Bruce Willis’ latest is a gore fest

Bruce Willis has an underrated emotional side. He’s at his best in films like Pulp Fiction and Die Hard, where he’s given the opportunity to be a meditative man of action – a hero deeper

Bruce Willis has an underrated emotional side. He’s at his best in films like Pulp Fiction and Die Hard, where he’s given the opportunity to be a meditative man of action – a hero deeper and more reflective of his actions than the everyday Stallone or Schwarzenegger. So it’s disappointing that Hostage isn’t better, because initially it offers a lot of the same prospects.

As the movie opens, LAPD hostage negotiator Jeff Talley (Willis) is decked out in a face-covering beard and in the middle of talking down a homicidal man from killing his cheating wife and their only son. But after Talley passes on a sniper’s shot to take him out – claiming “No one dies today!” – the situation falls apart and the entire family is killed.

Hostage has an annoying habit of always deteriorating its “thrilling” situations into over-the-top bloodbaths. And Talley’s “every life is sacred” morals get disposed of quicker than his facial hair; by the next sequence Willis is back to his patented chrome dome and hiding out as the Bristo Camino police chief.

Taking a lower-profile job has helped Talley avoid the limelight and bury ghosts from the past that still haunt him (at least I think they do, every time Willis gets the least bit reflective, director Florent Emilio Siri fades the image to a blindingly white screen and negates any emotion in the scene).

Of course it isn’t long before our fallen hero is forced to face his demons in another hostage situation. Except it’s not enough for this film to have one set of hostages; this one has to have two. In order to give Talley the motivation to spring back to action, the screenwriters have terribly overwritten the script (which could easily just be a transfer of an overwritten novel by Robert Crais). Not only are we bombarded by two separate sets of hostages (one involving Talley’s own family), but Talley is also forced to rescue a family led by a corrupt numbers runner for the mob (Kevin Pollak).

Pollak whose currently best known for hosting Bravo’s Celebrity Poker, was once an interesting bit actor in early 90s films like The Usual Suspects and Grumpy Old Men but is entirely wasted in Hostage. In fact, Pollak is knocked out early in the film by the teenage thugs holding his family captive and spends 90 percent of the movie unconscious.

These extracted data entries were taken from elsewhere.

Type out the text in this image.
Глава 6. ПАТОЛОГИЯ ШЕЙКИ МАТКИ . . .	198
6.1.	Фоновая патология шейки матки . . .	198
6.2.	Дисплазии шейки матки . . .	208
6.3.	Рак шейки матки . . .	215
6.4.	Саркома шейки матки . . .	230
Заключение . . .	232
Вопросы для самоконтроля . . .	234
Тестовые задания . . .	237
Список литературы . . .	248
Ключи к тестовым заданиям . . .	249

All things considered, Hostage is a snow cone of a movie. There’s some flavor there, although after too long it just melts away. Bruce Willis starts with his scraggly beard and thoughtful demeanor but it all just slips away when things get gory.

Siri has spent the last couple years directing Xbox’s Splinter Cell, and it shows. The opening credit sequence is nothing more than a glorified freeze frame shot from the video game. While interesting, Siri never shows the capabilities of handling emotional scenes with real actors and spends far too many shots using a sweeping camera pan.

In the end, Hostage marks another low point for Willis in a career that’s been rockier than anyone’s this side of John Travolta. But every few years Willis seems to pop up in one truly great film, and while The Sixth Sense is starting to feel six years old, at least Sin City looks fantastic.